The seemingly innocent salmon nigiri I savoured, was laced with the Taste. A nanite laden serum, designed solely to control humans through addiction.

When saliva, tongue and Taste met, my jaw seized shut and I panicked. Starbursts of pent-up adrenaline released and moments later, the lockjaw dissipated. Biochemical energy cascaded in bands of relaxing warmth down my cheeks making my jaw peacefully slump. The warmth seeped through my neck. Wriggling into my spinal column only to rocket upward and gush into my skull. It flooded my brain with pure ecstasy making me swim in eye rolling joy. A layered cascade tickled every nerve ending in my body, leaving my joints lubricated and free. Thoughts became precise and true. I remembered every experience of my life journey.

I opened my eyes, having no memory of closing them. The restaurant remained unchanged.

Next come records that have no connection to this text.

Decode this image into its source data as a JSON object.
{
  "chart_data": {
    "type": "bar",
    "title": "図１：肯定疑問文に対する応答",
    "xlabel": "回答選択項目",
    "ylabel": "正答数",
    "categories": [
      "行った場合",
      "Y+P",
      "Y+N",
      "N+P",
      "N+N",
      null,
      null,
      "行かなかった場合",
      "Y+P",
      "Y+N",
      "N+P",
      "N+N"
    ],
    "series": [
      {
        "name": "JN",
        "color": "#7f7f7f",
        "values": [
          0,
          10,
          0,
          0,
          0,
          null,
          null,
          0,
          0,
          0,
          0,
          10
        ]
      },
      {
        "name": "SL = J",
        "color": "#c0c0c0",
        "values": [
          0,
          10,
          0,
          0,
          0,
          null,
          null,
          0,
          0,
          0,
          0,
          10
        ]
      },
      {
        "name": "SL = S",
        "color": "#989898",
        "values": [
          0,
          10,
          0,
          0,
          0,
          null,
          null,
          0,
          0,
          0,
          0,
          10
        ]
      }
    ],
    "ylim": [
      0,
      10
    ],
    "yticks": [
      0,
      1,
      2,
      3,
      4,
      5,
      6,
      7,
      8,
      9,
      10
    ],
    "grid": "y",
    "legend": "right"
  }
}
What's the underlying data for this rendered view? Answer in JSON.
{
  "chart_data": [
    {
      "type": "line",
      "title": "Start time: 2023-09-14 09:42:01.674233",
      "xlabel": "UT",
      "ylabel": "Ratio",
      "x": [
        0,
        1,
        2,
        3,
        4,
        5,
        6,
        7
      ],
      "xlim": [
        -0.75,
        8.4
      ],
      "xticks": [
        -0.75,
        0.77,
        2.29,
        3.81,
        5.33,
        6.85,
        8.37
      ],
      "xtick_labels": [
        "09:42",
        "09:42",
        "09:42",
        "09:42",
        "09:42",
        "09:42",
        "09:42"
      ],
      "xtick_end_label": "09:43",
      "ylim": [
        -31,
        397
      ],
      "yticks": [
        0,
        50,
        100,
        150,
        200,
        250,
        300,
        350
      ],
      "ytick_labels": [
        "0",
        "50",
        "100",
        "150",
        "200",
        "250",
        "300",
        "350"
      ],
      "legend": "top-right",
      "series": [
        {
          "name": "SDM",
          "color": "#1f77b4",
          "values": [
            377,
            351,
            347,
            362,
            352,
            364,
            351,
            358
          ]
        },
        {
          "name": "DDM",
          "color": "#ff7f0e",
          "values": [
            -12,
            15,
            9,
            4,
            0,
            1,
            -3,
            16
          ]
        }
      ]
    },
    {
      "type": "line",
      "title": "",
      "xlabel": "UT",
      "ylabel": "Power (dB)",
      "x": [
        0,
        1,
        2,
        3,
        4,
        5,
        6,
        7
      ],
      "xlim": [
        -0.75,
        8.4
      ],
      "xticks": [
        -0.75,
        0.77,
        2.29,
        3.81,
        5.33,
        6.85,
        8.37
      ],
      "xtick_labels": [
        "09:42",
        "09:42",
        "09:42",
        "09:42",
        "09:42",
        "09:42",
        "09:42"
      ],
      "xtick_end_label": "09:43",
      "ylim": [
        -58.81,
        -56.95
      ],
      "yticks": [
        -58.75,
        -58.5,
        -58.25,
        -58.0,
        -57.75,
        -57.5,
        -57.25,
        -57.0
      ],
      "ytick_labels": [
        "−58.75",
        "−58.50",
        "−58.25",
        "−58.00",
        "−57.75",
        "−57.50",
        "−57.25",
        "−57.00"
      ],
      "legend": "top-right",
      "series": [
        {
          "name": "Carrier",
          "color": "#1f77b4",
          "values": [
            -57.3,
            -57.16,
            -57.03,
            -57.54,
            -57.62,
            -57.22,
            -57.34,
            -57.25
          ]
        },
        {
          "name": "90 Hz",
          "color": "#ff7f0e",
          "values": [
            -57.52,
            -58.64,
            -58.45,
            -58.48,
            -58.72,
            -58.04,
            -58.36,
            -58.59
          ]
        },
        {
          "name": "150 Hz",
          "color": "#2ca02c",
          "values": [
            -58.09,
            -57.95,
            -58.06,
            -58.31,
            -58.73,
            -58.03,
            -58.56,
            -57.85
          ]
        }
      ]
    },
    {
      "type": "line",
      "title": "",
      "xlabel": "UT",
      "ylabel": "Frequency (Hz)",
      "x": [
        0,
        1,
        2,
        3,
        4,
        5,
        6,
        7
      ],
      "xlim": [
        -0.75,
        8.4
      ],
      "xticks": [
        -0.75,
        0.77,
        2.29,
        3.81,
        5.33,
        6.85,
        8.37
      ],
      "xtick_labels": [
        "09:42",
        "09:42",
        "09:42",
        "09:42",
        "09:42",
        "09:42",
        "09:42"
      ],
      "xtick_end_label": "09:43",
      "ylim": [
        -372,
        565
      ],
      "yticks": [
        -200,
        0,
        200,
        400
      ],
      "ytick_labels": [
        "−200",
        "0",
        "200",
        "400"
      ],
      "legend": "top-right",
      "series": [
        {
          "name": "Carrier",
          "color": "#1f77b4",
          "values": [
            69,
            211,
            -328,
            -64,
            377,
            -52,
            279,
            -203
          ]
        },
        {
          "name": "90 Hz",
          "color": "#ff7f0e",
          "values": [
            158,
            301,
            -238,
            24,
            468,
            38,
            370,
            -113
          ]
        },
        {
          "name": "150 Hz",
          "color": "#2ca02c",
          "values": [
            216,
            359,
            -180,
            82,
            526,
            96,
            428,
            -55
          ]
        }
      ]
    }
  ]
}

A shiver down my spine preceded a strange feeling that I came to recognise as an all consuming emptiness. An aftertaste that would drive me to the heavens.

The Taste lingered on. Gifmarking my retina with a looping animation of the Twins and barraging my body with waves of discomfort. This depleted what remained of my mental strength, finally defeating me physiologically on the second day. I signed my life to FukuCorp in the afternoon and was space bound in an ascent dirigible the next morning. By week’s end, with training complete, I was sealed into my cell and charged with operating over a dozen drillbot teams via gel-link.

The gel bath delivers Taste and sustenance. The immersion period grows the less I remember. Maybe I will stay under a while longer this shift.